Маде заметила меня в окне и примчалась наверх.

– Опять ты без чепца, – недовольно сказала я. – Молчи, знаю твою отговорку.

Это было вроде игры, еще с тех времен, когда Маде совсем девчонкой появилась у нас. Ее не заставить было надеть даже самый хорошенький чепчик.

– Да я в венке из земляничных листьев куда красивее! – убеждала она. Что это за венок – я не знала. Должно быть, на лесных мызах в Видземе девушки и плели себе осенью такие разноцветные венки. Но мы по сей день дразнили Маде ими. И она, обычно с восторгом откликавшаяся на самую немудреную шутку, тут еле улыбалась, а то и задумывалась. Крепко, видно, ей запомнились те венки.

И на этот раз она только взглянула исподлобья и закинула за спину длинные, длиннее моих, светлые косы.

– И не надоест тебе кружить головы нашим парням? – спросила я, разбивая яйцо всмятку серебряной ложечкой с маленьким аистом на конце. – Теперь вот за нового конюха взялась.

– Его, фрейлейн Ульрика, не так легко сбить с толку. Шоколад я сегодня сварила, кончился весь… Он сам кого хочешь с толку собьет.

– С чего ты взяла?

– Вам горячего молока налить или принести снизу простокваши? Он у нас больше месяца, а никто его пьяным не видел, хотя он часто ходит с парнями в кабачок Зауэра. И что-то он слишком умен для деревенского. Я сама слышала, как он говорил с Эриком – не тем, который денщик господина Фалькенберга, а с другим, – Господь мне свидетель, не вру, – о мортирах и о пушках, которые еще Черноголовые подарили Риге Бог весть когда. Ну, зачем конюху мортиры?

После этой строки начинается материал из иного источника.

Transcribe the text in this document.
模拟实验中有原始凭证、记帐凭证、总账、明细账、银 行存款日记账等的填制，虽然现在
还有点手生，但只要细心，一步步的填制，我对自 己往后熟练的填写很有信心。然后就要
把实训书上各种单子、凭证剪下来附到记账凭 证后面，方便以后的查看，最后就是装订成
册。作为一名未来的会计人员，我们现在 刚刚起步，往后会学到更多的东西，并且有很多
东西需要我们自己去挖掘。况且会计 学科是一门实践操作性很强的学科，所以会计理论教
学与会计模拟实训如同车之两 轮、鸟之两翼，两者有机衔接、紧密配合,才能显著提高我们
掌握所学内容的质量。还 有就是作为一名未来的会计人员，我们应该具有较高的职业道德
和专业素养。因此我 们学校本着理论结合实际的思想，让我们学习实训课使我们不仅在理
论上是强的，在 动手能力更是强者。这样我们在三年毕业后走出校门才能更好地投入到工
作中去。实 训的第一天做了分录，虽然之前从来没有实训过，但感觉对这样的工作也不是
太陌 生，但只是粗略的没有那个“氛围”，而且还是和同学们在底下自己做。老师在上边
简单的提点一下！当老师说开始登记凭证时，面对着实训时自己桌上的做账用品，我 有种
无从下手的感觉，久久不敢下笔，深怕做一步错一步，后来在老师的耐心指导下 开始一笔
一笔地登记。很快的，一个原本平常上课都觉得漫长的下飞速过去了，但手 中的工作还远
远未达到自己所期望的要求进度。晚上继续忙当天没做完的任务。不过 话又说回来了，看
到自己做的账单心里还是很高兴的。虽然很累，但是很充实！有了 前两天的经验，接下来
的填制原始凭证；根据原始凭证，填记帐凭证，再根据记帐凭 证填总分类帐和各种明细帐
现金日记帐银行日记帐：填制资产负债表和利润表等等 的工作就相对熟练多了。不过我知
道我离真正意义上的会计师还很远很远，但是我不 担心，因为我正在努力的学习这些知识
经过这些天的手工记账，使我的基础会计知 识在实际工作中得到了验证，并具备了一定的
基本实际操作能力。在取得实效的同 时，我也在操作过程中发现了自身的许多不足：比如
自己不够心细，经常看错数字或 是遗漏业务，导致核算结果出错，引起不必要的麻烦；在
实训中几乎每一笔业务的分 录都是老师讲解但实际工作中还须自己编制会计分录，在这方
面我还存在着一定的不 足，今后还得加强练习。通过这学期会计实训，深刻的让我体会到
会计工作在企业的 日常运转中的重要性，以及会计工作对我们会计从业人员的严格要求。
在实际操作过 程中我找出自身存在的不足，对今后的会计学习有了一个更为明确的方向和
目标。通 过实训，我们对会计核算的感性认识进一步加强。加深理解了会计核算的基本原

Она собрала посуду и вытерла фартуком капельку молока на столике. Я отметила это и порадовалась – Маде становилась совсем порядочной служанкой, которая не опозорит хозяйку при самых придирчивых гостях.

– Может быть, он хочет в солдаты? – поинтересовалась я. – Для деревенского парня…

– Да говорю же я вам, что он никакой не деревенский! – перебила меня Маде. Я так и застыла с чашкой в руке.

– Откуда ты знаешь?

Маде немного подумала – а стоит ли мне говорить такое?

– Парни говорили – спина у него гладкая.

– Ну и что?

– Не поротая!..

И, выхватив у меня чашку, она исчезла из комнаты, едва не прихватив дверью подол полосатой домотканой юбки.

Но если ты не беглый, так кто же?

Я причесалась, надела свое будничное платье, темное с широким белым воротником, и пошла к отцу. Тут уж я была покорнейшей и благонравнейшей дочерью на свете. И не потому, что такой надлежит быть дочери почтенного мастера, а просто не хотела ничем огорчать отца, и так ему приходилось нелегко. С каждым годом все меньше кораблей швартовалось у причалов напротив Ратушной площади. Как началось это восемь лет назад, еще с саксонской осады, так до сих пор иноземные купцы обходили Ригу стороной, норовя зайти в Либау или в Ревель. Слишком велики к тому же были и шведские пошлины. А куда прикажете сбывать шкатулки и вазы, медальоны для стенного декора и четки? Некуда…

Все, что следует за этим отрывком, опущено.